Millions flocked to polling stations across Scotland Yesterday, millions of Scots exercised their democratic right and voted in the independence referendum and at 6.08am this morning, it became clear that Scotland had officially voted No.
The final results:
Yes: 1,617,989 – 44.7%
No: 2,001,926 – 55.3%
84.6% of registered Scots voted making this election the highest turnout in the UK in the post-war era.
Only four of Scotland’s 32 local authorities voted Yes, including the UK’s 3rd biggest city, Glasgow.
As the campaign neared its conclusion, but the before the recent surge, Yes were privately briefing that 40%+ would be considered a victory. Having received 1.6m votes, independence supporters will claim a mandate to argue for further powers to be devolved to Scotland.
Perhaps one of the most significant achievements for Yes Scotland in the independence referendum has been to normalise the idea of independence.
Having witnessed the Better Together lead in the polls erode as the campaign reached its conclusion, a 10% victory will be seen as a comfortable result. This position will be reinforced as the pollsters tipped a 52-48 win for No.
Following the result, First Minister Alex Salmond said: “The process by which we have made our decision as a nation reflects enormous credit upon Scotland…this has been a triumph for the democratic process… Scotland will expect unionist vows on more powers to be honoured in rapid course. Scotland has been promised a second reading of the Scotland Bill by 27th March…all Scots will demand that that timetable is followed. We shall go forward as one nation”
David Cameron: “The People of Scotland have spoken and it is a clear result…we have heard the settled will of the Scottish people.
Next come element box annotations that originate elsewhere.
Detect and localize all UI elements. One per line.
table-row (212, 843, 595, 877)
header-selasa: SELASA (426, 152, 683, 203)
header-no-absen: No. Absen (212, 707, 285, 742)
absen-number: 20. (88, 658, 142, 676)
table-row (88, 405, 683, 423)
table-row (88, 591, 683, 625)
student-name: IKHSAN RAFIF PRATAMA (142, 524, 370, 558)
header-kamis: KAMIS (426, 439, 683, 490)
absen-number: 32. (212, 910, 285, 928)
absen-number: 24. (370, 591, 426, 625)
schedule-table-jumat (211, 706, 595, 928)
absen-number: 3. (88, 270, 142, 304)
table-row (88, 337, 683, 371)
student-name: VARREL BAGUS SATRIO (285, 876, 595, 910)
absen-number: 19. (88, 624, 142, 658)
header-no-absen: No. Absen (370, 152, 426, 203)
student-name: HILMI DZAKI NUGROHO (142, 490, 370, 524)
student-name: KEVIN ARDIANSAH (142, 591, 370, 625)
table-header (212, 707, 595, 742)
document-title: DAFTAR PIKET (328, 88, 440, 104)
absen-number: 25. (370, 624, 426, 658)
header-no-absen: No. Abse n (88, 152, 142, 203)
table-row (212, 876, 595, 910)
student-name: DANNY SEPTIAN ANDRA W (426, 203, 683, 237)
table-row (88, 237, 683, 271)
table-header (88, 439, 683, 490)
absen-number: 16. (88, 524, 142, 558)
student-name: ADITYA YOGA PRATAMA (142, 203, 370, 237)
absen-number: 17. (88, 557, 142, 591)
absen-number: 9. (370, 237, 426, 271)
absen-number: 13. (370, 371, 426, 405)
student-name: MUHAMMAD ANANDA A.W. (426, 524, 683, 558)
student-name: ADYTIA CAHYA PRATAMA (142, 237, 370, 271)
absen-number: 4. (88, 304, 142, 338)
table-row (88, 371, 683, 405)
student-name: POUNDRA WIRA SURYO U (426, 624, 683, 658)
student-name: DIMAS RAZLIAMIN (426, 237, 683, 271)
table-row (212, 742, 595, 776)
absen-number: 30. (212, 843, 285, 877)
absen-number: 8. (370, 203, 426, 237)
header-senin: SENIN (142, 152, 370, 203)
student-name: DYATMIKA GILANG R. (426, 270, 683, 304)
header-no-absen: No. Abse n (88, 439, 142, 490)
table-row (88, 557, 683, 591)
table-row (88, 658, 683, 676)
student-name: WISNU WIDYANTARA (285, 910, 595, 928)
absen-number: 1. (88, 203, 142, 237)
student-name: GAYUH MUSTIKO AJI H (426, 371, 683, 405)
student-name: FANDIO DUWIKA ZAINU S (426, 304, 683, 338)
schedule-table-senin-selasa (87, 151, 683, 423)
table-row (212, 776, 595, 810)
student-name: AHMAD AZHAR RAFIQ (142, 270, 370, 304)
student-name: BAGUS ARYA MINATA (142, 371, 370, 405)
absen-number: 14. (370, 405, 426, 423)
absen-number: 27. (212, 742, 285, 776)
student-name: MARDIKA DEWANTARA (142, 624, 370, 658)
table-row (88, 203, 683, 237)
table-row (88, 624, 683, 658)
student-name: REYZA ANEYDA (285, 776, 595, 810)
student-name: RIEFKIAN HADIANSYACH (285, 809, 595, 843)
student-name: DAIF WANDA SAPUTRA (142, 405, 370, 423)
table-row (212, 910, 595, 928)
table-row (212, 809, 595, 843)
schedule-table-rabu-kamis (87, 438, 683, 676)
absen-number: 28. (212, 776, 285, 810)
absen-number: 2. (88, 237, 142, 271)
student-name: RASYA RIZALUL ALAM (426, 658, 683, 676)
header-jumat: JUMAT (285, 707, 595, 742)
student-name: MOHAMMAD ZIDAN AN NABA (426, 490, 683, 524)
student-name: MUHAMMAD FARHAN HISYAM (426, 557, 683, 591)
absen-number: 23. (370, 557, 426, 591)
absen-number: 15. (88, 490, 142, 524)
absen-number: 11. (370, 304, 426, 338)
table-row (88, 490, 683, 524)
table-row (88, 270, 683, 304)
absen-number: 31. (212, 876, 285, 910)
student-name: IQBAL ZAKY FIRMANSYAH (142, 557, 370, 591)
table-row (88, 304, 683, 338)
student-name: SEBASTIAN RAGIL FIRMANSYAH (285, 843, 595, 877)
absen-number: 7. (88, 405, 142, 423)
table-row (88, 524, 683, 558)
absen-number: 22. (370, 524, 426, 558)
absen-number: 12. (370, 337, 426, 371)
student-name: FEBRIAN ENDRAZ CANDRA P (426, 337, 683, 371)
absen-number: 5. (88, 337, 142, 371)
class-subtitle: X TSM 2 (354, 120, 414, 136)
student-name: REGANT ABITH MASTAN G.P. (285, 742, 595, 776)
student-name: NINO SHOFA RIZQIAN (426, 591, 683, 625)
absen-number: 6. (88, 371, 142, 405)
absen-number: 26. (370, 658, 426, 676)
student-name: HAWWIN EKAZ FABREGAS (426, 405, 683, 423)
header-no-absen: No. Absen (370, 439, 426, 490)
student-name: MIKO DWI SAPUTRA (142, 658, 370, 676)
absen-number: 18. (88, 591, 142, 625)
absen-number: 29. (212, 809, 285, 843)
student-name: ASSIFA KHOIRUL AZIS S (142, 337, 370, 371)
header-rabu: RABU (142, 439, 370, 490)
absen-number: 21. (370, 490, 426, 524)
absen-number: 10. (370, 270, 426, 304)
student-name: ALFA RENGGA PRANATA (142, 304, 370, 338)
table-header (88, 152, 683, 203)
To all those who voted for independence: we hear you. We have delivered on devolution and we will do so again in the next Parliament…Clear commitment on further powers for Scotland. It is absolutely right that a new and fair settlement for Scotland should be accompanied by one for all parts of UK. The referendum has been hard-fought, electrified politics in Scotland.”
Nick Clegg: “This referendum marks not only a new chapter for Scotland within the UK but also wider constitutional reform across the Union. The indyref has led to demand for constitutional reform across the UK. People want power in their own hands, not hoarded in Westminster.”
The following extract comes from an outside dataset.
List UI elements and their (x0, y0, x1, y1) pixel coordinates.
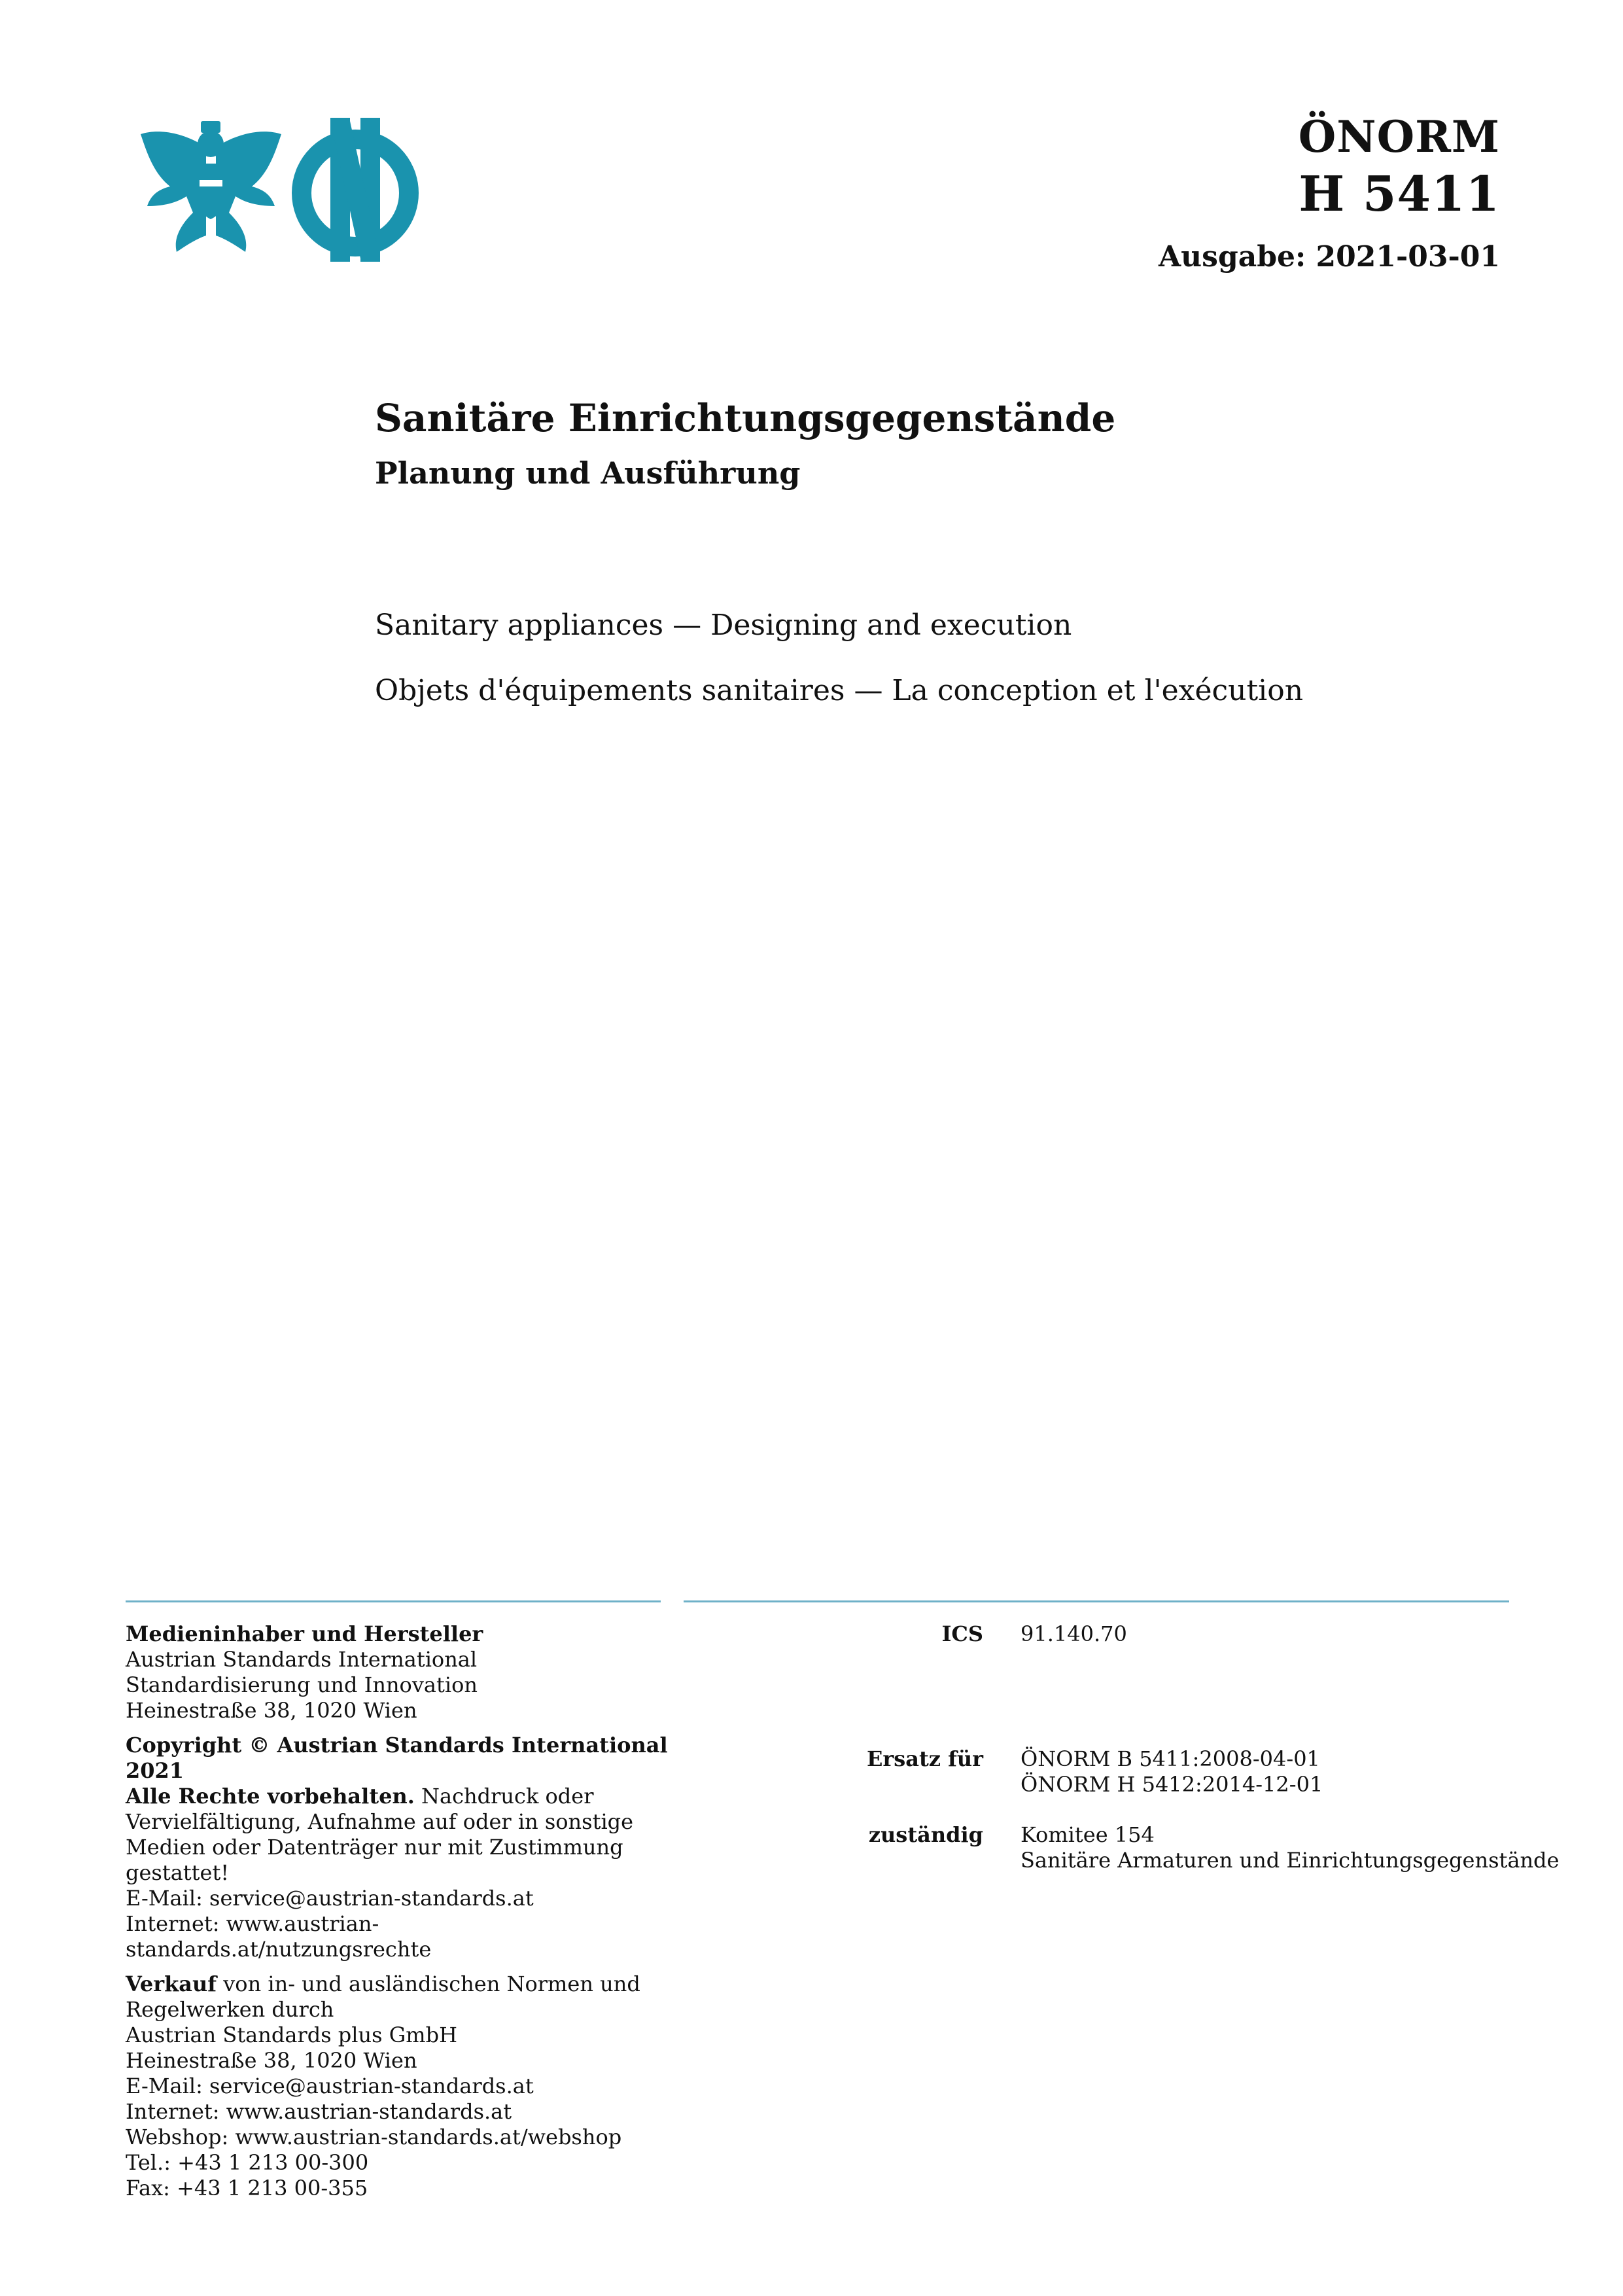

Alistair Darling, Better Together: “Today is a momentous result for Scotland and also for the UK as a whole. As we celebrate, let us also listen. Every party must listen to the cry for change.”
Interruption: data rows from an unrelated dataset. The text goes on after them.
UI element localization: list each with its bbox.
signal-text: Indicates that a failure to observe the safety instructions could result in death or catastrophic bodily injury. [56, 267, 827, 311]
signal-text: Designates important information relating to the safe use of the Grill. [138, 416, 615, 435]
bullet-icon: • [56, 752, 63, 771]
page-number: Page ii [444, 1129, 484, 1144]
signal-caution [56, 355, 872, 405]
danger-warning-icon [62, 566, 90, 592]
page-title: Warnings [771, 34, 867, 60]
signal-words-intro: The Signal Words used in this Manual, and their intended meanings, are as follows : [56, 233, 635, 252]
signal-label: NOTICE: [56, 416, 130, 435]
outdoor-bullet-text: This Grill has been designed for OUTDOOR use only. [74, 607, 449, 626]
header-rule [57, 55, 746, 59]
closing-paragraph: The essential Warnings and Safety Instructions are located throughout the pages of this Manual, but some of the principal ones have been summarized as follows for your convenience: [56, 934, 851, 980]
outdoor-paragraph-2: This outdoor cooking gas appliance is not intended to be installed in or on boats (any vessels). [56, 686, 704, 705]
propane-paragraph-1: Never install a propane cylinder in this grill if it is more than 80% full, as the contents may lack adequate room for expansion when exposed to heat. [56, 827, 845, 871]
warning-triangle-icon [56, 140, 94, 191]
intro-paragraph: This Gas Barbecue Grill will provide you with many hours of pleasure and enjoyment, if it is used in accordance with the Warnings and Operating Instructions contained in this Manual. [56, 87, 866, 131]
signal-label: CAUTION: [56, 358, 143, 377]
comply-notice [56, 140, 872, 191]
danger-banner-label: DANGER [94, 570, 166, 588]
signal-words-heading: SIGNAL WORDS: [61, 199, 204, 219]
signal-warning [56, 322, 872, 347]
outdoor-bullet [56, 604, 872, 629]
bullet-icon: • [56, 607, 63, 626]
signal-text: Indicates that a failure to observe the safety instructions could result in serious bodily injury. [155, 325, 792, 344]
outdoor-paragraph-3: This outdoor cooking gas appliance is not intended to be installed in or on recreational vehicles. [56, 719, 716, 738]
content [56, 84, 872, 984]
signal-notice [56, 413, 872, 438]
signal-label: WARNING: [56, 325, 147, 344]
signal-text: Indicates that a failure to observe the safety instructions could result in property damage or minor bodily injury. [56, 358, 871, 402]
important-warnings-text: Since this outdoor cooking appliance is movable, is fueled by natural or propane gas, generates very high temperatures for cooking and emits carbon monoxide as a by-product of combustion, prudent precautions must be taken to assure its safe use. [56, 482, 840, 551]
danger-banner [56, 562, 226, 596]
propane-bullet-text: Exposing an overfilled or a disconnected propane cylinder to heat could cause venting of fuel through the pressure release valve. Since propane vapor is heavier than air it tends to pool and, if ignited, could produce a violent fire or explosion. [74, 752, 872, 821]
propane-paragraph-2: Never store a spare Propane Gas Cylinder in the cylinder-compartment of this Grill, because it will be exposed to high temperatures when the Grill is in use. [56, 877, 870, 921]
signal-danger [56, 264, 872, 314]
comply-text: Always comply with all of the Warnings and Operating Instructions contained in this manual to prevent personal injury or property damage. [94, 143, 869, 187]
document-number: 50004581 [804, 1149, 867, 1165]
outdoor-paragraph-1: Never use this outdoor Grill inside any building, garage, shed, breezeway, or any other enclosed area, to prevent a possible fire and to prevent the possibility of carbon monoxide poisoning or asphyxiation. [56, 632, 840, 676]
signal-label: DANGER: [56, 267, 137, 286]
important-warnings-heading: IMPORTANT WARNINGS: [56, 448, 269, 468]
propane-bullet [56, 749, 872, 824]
The Prime Minister has announced that Lord Smith of Kelvin will oversee the more powers process.
Alex Salmond is due to give a full press conference at 10am from Bute House, Edinburgh.
Former Prime Minister Gordon Brown, in his intervention to the debate last week said that delivering further power for Scotland starts today.
A Command Paper is due to be delivered by the end of October with draft legislation to be introduced by 25 January 2015. In Mr Salmond’s concession speech he made it absolutely clear that the SNP are intent on holding these proposals and timetable to account.
The Prime Minister also announced this morning that William Hague will be charged with leading cross-party work on delivering a new and fair settlement for England, Wales and Northern Ireland. Mr Cameron is setting up a Cabinet Committee imminently and this process will work to the same timetable as that promised to Scotland. This is a hugely ambitious undertaking from the Prime Minister, especially with the UK General Election just six months away.
The SNP have confirmed that they will join talks on further devolution (in the past having declined invitations to join cross-party constitutional conventions).
Many on the Yes side are sceptical that the three UK parties can deliver further devolution for Scotland.
The Scottish Parliament returns on Tuesday afternoon, where Alex Salmond will lead a debate on the independence campaign.
The proposals for further devolution need to be ironed out and agreed by Westminster in a very tight timetable.
Big constitutional change has to come. There is a clear appetite for more powers and many No votes were predicated on further devolution for Scotland.
The UK Government and the Labour Party have promised further powers for Scotland. Failure to deliver these powers against expectation (which was escalated by Gordon Brown’s intervention last week) will run the risk of fermenting further disillusionment with the Westminster system. We expect the SNP to hold the unionist parties to account during the process of the new Scotland Bill. Any slippage in the ambitious timetable that has been set out will hand political capital to the nationalists ahead of the Westminster elections in 2015, as well as the 2016 Scottish Parliament elections.
Sources close to Alex Salmond say that he will continue as First Minister and SNP leader. The SNP are a remarkably disciplined political party, but there is speculation that some may break ranks. Deputy First Minister Nicola Sturgeon was able to deliver a Yes vote in her backyard, whereas many SNP ‘big beasts’ (including Salmond himself) couldn’t.
This result has serious implications for Labour in Scotland. Ed Miliband is now more unpopular than an already unpopular David Cameron according to recent polling. As James Miller, Sunday Post’s political correspondent pointed out: “Anyone from Labour saying this a good result is wrong. Fundamental problems for the party in Scotland, failing to convince heartlands.” There will be further headaches for Labour strategists as Yes won every single Glasgow parliamentary constituency seat in what was once considered safe territory.